Elle considère que l’association, qui ne peut ni prétendre à la résolution du contrat, ni lui opposer une exception d’inexécution, doit payer les prestations, soit la somme totale de 25 522,19 euros, incluant les loyers impayés jusqu’au terme du contrat.
Motifs de la décision
La SAS Bodet Software sollicite la condamnation de l’association à exécuter ses obligations contractuelles. Cependant celle-ci sollicite la résolution du contrat avec effet rétroactif.
Il convient dès lors de statuer en premier lieu sur cette demande reconventionnelle de nature à influer sur l’issue de la demande principale.
Sur la demande de résolution du contrat aux torts de la SAS Bodet Software
Les contrats conclus avant l’entrée en vigueur de l’ordonnance n° 2016-131 du 10 février 2016, soit au 1er octobre 2016, demeurent soumis à la loi ancienne.

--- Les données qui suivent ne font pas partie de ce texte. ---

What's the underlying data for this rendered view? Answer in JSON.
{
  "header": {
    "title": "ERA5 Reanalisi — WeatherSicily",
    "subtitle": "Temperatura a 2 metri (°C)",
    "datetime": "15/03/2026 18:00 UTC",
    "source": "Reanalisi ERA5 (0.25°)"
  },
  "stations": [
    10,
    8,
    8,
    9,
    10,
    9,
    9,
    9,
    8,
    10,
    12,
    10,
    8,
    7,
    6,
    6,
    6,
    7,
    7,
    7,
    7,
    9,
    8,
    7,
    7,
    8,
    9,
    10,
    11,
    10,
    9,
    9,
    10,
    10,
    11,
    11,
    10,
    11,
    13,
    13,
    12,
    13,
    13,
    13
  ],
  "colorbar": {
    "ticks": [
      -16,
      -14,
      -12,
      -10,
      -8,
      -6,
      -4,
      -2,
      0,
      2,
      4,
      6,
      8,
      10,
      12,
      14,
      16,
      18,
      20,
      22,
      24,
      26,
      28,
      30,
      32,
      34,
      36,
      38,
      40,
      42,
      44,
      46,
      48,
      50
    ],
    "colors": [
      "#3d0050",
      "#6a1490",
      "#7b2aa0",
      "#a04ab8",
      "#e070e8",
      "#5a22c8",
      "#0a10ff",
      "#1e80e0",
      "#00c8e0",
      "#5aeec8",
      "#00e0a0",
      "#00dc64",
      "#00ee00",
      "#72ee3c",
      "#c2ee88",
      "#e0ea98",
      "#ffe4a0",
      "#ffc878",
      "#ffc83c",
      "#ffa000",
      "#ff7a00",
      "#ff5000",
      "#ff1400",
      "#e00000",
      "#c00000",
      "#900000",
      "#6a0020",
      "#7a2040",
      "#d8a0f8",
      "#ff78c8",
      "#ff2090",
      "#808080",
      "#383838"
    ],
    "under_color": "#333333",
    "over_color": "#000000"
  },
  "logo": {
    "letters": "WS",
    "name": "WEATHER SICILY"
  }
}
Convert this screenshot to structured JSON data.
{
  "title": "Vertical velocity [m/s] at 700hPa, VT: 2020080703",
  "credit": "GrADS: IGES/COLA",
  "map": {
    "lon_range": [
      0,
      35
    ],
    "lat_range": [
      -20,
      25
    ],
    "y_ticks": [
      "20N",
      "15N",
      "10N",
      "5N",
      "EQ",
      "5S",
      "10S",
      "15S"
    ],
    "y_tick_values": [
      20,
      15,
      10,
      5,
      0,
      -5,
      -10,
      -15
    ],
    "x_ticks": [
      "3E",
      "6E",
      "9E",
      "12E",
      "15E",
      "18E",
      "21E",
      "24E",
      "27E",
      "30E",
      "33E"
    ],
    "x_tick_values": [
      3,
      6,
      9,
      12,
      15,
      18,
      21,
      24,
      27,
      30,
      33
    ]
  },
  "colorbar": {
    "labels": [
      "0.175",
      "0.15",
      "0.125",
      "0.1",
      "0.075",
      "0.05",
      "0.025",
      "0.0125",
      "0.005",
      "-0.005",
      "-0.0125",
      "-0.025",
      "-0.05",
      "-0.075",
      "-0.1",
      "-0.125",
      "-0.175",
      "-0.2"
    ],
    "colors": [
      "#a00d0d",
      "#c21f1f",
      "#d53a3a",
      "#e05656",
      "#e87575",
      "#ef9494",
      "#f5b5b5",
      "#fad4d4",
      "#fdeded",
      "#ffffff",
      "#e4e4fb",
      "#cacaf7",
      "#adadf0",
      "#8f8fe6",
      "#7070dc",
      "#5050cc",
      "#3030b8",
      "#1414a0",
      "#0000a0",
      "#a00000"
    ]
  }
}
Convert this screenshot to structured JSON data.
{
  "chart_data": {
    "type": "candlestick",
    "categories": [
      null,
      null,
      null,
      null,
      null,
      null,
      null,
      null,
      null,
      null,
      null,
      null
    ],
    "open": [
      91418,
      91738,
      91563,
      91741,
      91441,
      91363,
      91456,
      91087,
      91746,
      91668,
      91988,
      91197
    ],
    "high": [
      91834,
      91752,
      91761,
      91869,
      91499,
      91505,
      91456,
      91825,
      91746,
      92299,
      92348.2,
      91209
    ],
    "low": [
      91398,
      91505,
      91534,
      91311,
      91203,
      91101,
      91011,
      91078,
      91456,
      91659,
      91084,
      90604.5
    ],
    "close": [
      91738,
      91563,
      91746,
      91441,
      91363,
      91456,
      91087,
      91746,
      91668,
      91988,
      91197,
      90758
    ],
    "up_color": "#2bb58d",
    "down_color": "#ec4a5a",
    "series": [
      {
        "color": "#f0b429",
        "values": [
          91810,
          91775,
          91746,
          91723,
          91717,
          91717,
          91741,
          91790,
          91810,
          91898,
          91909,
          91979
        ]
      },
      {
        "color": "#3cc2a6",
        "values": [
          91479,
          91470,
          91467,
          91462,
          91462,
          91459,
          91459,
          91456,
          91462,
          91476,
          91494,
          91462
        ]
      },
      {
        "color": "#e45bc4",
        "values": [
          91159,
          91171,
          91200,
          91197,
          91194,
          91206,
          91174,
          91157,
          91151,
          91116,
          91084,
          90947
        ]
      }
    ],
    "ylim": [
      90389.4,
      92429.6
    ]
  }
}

Tel est le cas du contrat litigieux qui a été conclu entre les parties le 26 mai 2016.
En application de l’article 1184 du code civil dans sa version antérieure à l’ordonnance n°2016-131 du 10 février 2016, la condition résolutoire est toujours sous-entendue dans les contrats synallagmatiques, pour le cas où l’une des deux parties ne satisfera point à son engagement. Dans ce cas, le contrat n’est point résolu de plein droit. La partie envers laquelle l’engagement n’a point été exécuté, a le choix ou de forcer l’autre à l’exécution de la convention lorsqu’elle est possible, ou d’en demander la résolution avec dommages et intérêts.
La résolution doit être demandée en justice et il peut être accordé au défendeur un délai selon les circonstances.
En l’espèce, le contrat conclu le 26 mai 2016 entre la SAS Bodet Software et l’association Kroc Can prévoit la fourniture par le vendeur des logiciels suivants : Kelio pro 100 salariés, Kelio HR assistance 100 salariés, Kelio planification, ainsi qu’une licence cinq utilisateurs, une interface Web (intranet exploitation groupe 10 P), et plusieurs prestations de formation (Kelio pro, planification +, intranet, HR assistant et gest. Temps activité).
Les prestations 'matériels’ sont facturées 2 208 euros, et les formation conventionnées 7 176 euros. S’y ajoute un loyer mensuel de 413,80 euros TTC.
Les prestations/matériels sont ainsi définies par le contrat :
— audit sur site Kelio one pro : 'audit du réglementaire et analyse fonctionnelle préparatoire au paramétrage du logiciel avec votre service ressources humaines, préparation du déploiement informatique et validation de la plateforme technique avec votre service informatique, préparation à l’installation des terminaux de badgage avec votre service technique et rédaction d’un rapport d’audit inclus dans la prestation’ ;
— installation Kelio pro : 'installation et configuration du logiciel sur PC, test de fonctionnement, forfait hors taxes’ ;
— installation interface/paie : 'prestation d’installation de l’interface paie'.
S’agissant des conditions de facturation, il stipule, outre un loyer pour les logiciels, un paiement à la livraison pour les matériels et des paiements sur relevé d’intervention pour les prestations de formation.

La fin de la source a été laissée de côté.